Parameter	Type	Description
`days`	integer (optional)	Limit data to the last N days.

Response Schema:

{
  "suite": {
    "id": 1,
    "public_id": "checkout-flow-a1b2c3",
    "name": "Checkout Flow",
    "description": "...",
    "app_id": 5,
    "app_public_id": "shop-app-d4e5f6",
    "app_name": "Shop App",
    "platform": "ios",
    "case_count": 4,
    "visual_regression_warn_pct": 10,
    "visual_regression_fail_pct": 25,
    "created_at": "2026-01-15T10:30:00"
  },
  "stats": {
    "total_runs": 120,
    "pass_rate": 0.875,
    "avg_duration_ms": 45200,
    "total_cost_micro": 3400000,
    "real_cost_micro": 3100000,
    "est_cost_micro": 300000,
    "case_count": 4,
    "flakiness_score": 0.25
  },
  "case_pass_rates": [
    {
      "case_name": "Apply Promo Code",
      "pass_rate": 0.6,
      "total_runs": 30,
      "passed": 18
    }
  ],
  "runs": [
    {
      "id": "run-abc123",
      "type": "suite_run",
      "status": "passed",
      "started_at": "2026-03-19T14:20:00",
      "finished_at": "2026-03-19T14:21:30",
      "duration_ms": 90000,
      "cost_micro": 120000,
      "model_used": "claude-sonnet-4-20250514",
      "cases_passed": 4,
      "cases_total": 4,
      "test_runs": [
        {
          "run_id": "tr-xyz789",
          "case_name": "Standard Checkout",
          "status": "passed",
          "duration_ms": 22000,
          "tokens_used": 4500,
          "cost_micro": 30000,
          "error_message": null
        }
      ]
    }
  ],
  "slowest_tests": [
    {
      "case_name": "Full Checkout",
      "avg_duration_ms": 65000,
      "run_count": 25
    }
  ],
  "failure_groups": [
    {
      "reason": "element_not_found",
      "count": 8
    },
    {
      "reason": "timeout",
      "count": 3
    }
  ],
  "duration_percentiles": [
    {
      "date": "2026-03-18",
      "p50": 42000,
      "p95": 68000
    }
  ],
  "flaky_trend": [
    {
      "date": "2026-03-18",
      "flaky_count": 1
    }
  ]
}

Response Fields

Field	Description
`suite`	Suite metadata including app info and visual regression thresholds (`visual_regression_warn_pct`, `visual_regression_fail_pct`; either may be null when the tier is disabled).
`stats`	Aggregate statistics: total runs, pass rate, average duration, cost, case count, flakiness.
`case_pass_rates`	Per-case pass rates sorted by worst first.
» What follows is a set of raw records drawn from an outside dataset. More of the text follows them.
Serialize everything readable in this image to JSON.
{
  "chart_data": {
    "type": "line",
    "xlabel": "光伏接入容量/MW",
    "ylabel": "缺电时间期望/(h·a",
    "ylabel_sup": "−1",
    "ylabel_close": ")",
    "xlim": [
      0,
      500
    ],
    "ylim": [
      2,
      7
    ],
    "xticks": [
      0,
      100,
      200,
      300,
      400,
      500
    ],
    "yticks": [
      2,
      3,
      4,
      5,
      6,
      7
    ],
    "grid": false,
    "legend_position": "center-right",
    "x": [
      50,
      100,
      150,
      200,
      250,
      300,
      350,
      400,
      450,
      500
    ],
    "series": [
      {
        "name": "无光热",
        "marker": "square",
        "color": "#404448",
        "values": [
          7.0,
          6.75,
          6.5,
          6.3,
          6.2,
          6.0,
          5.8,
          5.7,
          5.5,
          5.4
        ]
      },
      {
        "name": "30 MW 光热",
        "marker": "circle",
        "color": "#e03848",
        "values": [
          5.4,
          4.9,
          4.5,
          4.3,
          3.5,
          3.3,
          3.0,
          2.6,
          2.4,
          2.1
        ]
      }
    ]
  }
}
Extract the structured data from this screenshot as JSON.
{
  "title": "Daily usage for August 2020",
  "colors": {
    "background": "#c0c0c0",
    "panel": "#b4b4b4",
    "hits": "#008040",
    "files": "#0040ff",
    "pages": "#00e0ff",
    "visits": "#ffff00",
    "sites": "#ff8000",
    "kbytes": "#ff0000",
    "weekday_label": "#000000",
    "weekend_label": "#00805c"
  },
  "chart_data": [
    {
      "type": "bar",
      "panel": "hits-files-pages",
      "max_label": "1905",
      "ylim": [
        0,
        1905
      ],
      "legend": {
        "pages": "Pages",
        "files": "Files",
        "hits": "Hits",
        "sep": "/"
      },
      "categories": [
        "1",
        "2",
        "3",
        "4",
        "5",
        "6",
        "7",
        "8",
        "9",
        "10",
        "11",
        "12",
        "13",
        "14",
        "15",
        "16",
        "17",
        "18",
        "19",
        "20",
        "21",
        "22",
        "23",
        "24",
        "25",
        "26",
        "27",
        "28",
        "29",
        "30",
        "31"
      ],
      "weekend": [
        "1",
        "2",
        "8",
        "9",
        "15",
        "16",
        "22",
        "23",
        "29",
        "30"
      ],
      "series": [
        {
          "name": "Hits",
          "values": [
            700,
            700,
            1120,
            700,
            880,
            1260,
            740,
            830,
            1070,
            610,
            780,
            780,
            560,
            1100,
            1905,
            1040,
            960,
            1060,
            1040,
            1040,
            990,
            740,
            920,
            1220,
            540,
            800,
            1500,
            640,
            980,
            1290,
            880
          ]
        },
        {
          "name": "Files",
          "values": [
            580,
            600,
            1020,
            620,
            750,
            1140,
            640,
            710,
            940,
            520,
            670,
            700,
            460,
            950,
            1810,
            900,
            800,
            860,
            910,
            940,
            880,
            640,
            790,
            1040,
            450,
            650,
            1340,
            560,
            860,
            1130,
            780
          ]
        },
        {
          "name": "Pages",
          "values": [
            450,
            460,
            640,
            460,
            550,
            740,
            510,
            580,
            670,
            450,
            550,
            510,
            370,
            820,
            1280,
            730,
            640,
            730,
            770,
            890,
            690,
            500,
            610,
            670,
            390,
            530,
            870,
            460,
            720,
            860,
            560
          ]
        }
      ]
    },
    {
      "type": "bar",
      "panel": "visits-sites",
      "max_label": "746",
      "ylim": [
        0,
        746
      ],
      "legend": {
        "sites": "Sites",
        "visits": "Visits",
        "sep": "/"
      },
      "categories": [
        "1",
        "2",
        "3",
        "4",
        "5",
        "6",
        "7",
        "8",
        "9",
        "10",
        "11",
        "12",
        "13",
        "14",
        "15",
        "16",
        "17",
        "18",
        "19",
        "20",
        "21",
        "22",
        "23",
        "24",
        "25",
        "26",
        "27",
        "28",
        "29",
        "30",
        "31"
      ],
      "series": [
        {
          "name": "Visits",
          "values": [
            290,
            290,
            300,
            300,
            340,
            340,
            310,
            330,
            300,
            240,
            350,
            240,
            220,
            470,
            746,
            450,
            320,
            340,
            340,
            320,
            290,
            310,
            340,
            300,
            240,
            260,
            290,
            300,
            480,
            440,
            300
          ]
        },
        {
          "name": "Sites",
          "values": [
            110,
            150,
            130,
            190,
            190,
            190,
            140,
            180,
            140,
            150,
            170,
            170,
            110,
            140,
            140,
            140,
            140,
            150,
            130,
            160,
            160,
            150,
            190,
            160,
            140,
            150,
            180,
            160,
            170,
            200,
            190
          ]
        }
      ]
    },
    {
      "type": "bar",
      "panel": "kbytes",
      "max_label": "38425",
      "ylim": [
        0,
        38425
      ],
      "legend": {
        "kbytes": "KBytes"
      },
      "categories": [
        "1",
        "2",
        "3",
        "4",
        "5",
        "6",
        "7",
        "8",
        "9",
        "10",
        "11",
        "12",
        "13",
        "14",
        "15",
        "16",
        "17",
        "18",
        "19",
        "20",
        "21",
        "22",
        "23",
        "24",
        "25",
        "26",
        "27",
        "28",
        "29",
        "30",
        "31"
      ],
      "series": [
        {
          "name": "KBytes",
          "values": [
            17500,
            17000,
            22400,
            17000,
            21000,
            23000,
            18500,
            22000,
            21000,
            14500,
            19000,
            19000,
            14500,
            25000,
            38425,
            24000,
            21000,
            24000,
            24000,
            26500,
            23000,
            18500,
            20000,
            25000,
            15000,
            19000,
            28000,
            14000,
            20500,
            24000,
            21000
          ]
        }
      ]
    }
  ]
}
Includes total runs and pass count.
`runs`	Run history (last 50 suite runs + last 50 standalone runs), sorted by date descending. Suite runs include nested `test_runs` with per-case results.
`slowest_tests`	Top 10 slowest test cases by average duration.
`failure_groups`	Failure count by classified reason (element_not_found, timeout, etc.).
`duration_percentiles`	Daily p50 and p95 duration values for trend analysis.
`flaky_trend`	Daily count of test cases that had both pass and fail results.

Tips

Run suites consistently to build reliable trend data. Sporadic runs make trends harder to interpret.
Use flakiness scores to prioritize test maintenance. A flaky test erodes confidence in your test suite more than a consistently failing one.
Compare duration percentiles (p50 vs p95) to catch performance regressions. If p95 spikes while p50 stays flat, you have an intermittent slowness issue.
Check failure groupings after app updates. A sudden spike in “Element Not Found” failures usually means UI element identifiers changed.
Filter by time range (?days=7) to focus on recent trends when investigating a regression.
Combine with the Maintenance tab on the Tests dashboard for a cross-suite view of flaky and failing tests across your entire organization.